-4

The standard usage of grep is to return lines that match a pattern.

If a line can contain several matches of the pattern, how can I count each match individually, not the total number of matches?

terdon
  • 242,166

3 Answers3

4

The grep command has a -c option that counts the number of lines matched by a pattern. Since the standard usage of grep is to return lines that match a pattern, this solves the task "count the number of matches".

If a line can contain several matches of the pattern, you may use grep with its non-standard -o option if you want to count each match individually. This isolates each match on a line of its own. You may then count the number of matches by passing the result through wc -l. This uses wc to do the actual counting, not grep. However, you could cheat and use grep -c . in place of wc -l to count the number of non-empty lines returned from the first grep. Since that is a bit of a hack, and since wc -l does literally what we want, we'll use wc in the examples below.

See the manuals for grep and wc on your system.

Example: The number of lines matching the pattern G in file:

$ grep -c -e G file
7

Example: The number of matches in the same file, but counting each match individually:

$ grep -o -e G file | wc -l
      18
Kusalananda
  • 333,661
1

Using awk:

$ awk '{a += gsub(/pat/,"&"); } END{print a}' file

Or

$ awk '{for(i=1;i<=NF;i++)if ($i ~ /pat/)  ++a}END{print a}'

The command is slightly changed for overlapping matching taken from this answer.

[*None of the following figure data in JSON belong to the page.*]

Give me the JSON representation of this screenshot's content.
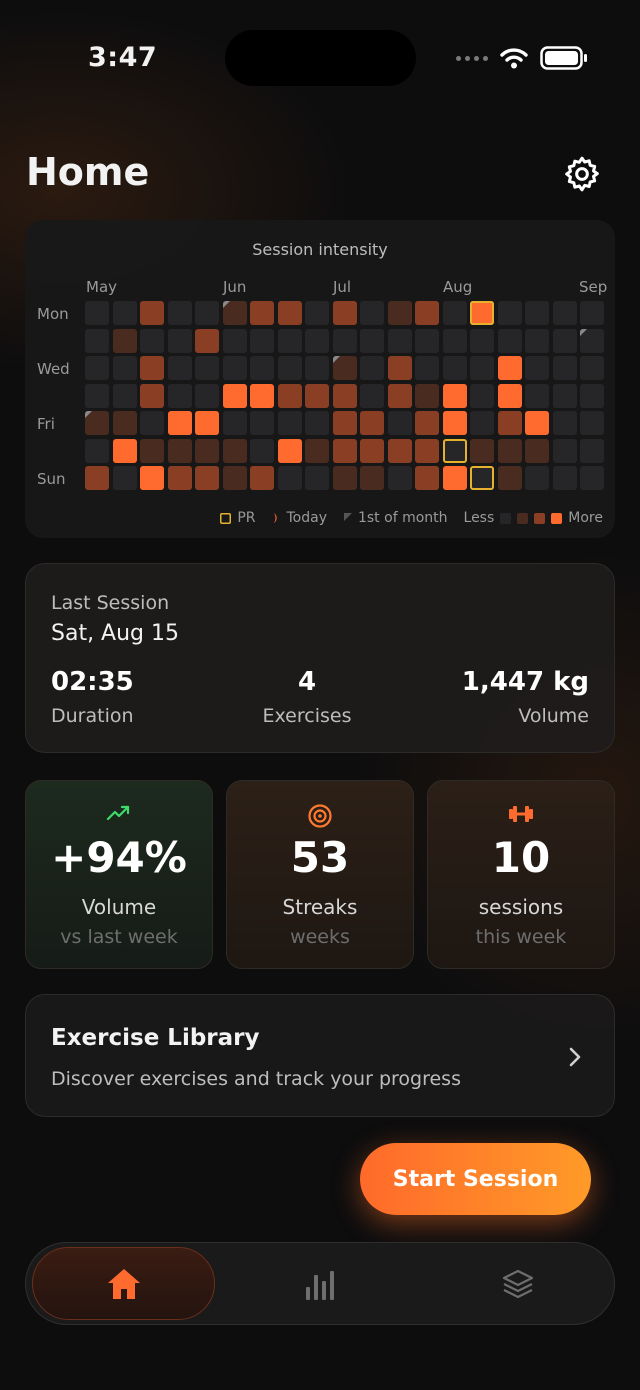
{
  "status_bar": {
    "time": "3:47"
  },
  "header": {
    "title": "Home",
    "settings_icon": "gear-icon"
  },
  "heatmap": {
    "title": "Session intensity",
    "months": [
      "May",
      "Jun",
      "Jul",
      "Aug",
      "Sep"
    ],
    "day_labels": [
      "Mon",
      "Wed",
      "Fri",
      "Sun"
    ],
    "colors": {
      "none": "#262628",
      "low": "#4a2b1f",
      "mid": "#8a3e23",
      "high": "#ff6a2e",
      "pr": "#e6b22e"
    },
    "levels": [
      [
        0,
        0,
        2,
        0,
        0,
        1,
        2,
        2,
        0,
        2,
        0,
        1,
        2,
        0,
        3,
        0,
        0,
        0,
        0
      ],
      [
        0,
        1,
        0,
        0,
        2,
        0,
        0,
        0,
        0,
        0,
        0,
        0,
        0,
        0,
        0,
        0,
        0,
        0,
        0
      ],
      [
        0,
        0,
        2,
        0,
        0,
        0,
        0,
        0,
        0,
        1,
        0,
        2,
        0,
        0,
        0,
        3,
        0,
        0,
        0
      ],
      [
        0,
        0,
        2,
        0,
        0,
        3,
        3,
        2,
        2,
        2,
        0,
        2,
        1,
        3,
        0,
        3,
        0,
        0,
        0
      ],
      [
        1,
        1,
        0,
        3,
        3,
        0,
        0,
        0,
        0,
        2,
        2,
        0,
        2,
        3,
        0,
        2,
        3,
        0,
        0
      ],
      [
        0,
        3,
        1,
        1,
        1,
        1,
        0,
        3,
        1,
        2,
        2,
        2,
        2,
        0,
        1,
        1,
        1,
        0,
        0
      ],
      [
        2,
        0,
        3,
        2,
        2,
        1,
        2,
        0,
        0,
        1,
        1,
        0,
        2,
        3,
        0,
        1,
        0,
        0,
        0
      ]
    ],
    "pr_days": [
      [
        0,
        14
      ],
      [
        5,
        13
      ],
      [
        6,
        14
      ]
    ],
    "month_start_days": [
      [
        0,
        5
      ],
      [
        2,
        9
      ],
      [
        4,
        0
      ],
      [
        1,
        18
      ]
    ],
    "legend": {
      "pr": "PR",
      "today": "Today",
      "first_of_month": "1st of month",
      "less": "Less",
      "more": "More"
    }
  },
  "last_session": {
    "label": "Last Session",
    "date": "Sat, Aug 15",
    "stats": [
      {
        "value": "02:35",
        "label": "Duration"
      },
      {
        "value": "4",
        "label": "Exercises"
      },
      {
        "value": "1,447 kg",
        "label": "Volume"
      }
    ]
  },
  "cards": [
    {
      "icon": "trending-up-icon",
      "value": "+94%",
      "label": "Volume",
      "sub": "vs last week",
      "accent": "#3ddc6a"
    },
    {
      "icon": "target-icon",
      "value": "53",
      "label": "Streaks",
      "sub": "weeks",
      "accent": "#ff7a2e"
    },
    {
      "icon": "dumbbell-icon",
      "value": "10",
      "label": "sessions",
      "sub": "this week",
      "accent": "#ff6a2e"
    }
  ],
  "library": {
    "title": "Exercise Library",
    "subtitle": "Discover exercises and track your progress"
  },
  "start_button": {
    "label": "Start Session"
  },
  "tabbar": {
    "tabs": [
      "home-icon",
      "bar-chart-icon",
      "layers-icon"
    ],
    "active": 0
  }
}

$ echo abababa | awk '{ while (a=index($0,"aba"))  {++count; $0=substr($0,a+1)}}END{print count}'
0

With perl, you could do:

perl -lsne '$count++ while m{$regex}g; END{print +$count}' -- -regex='perl regex'

That has the advantage of also counting empty matches such as:

$ seq 10 perl -lsne '$count++ while m{$regex}g; END{print +$count}' -- -regex='\b'
20

(20 word boundaries in the contents of the lines of the output of seq 10).

With perl regexps, you can also handle some cases of overlapping matches by using look-around operators:

$ echo abababa | perl -lsne '$count++ while m{$regex}g; END{print +$count}' -- -regex='aba'
2
$ echo abababa | perl -lsne '$count++ while m{$regex}g; END{print +$count}' -- -regex='(?=aba)'
3

Which instead of matching on occurrences of aba, matches on the positions within the line where aba can be seen ahead.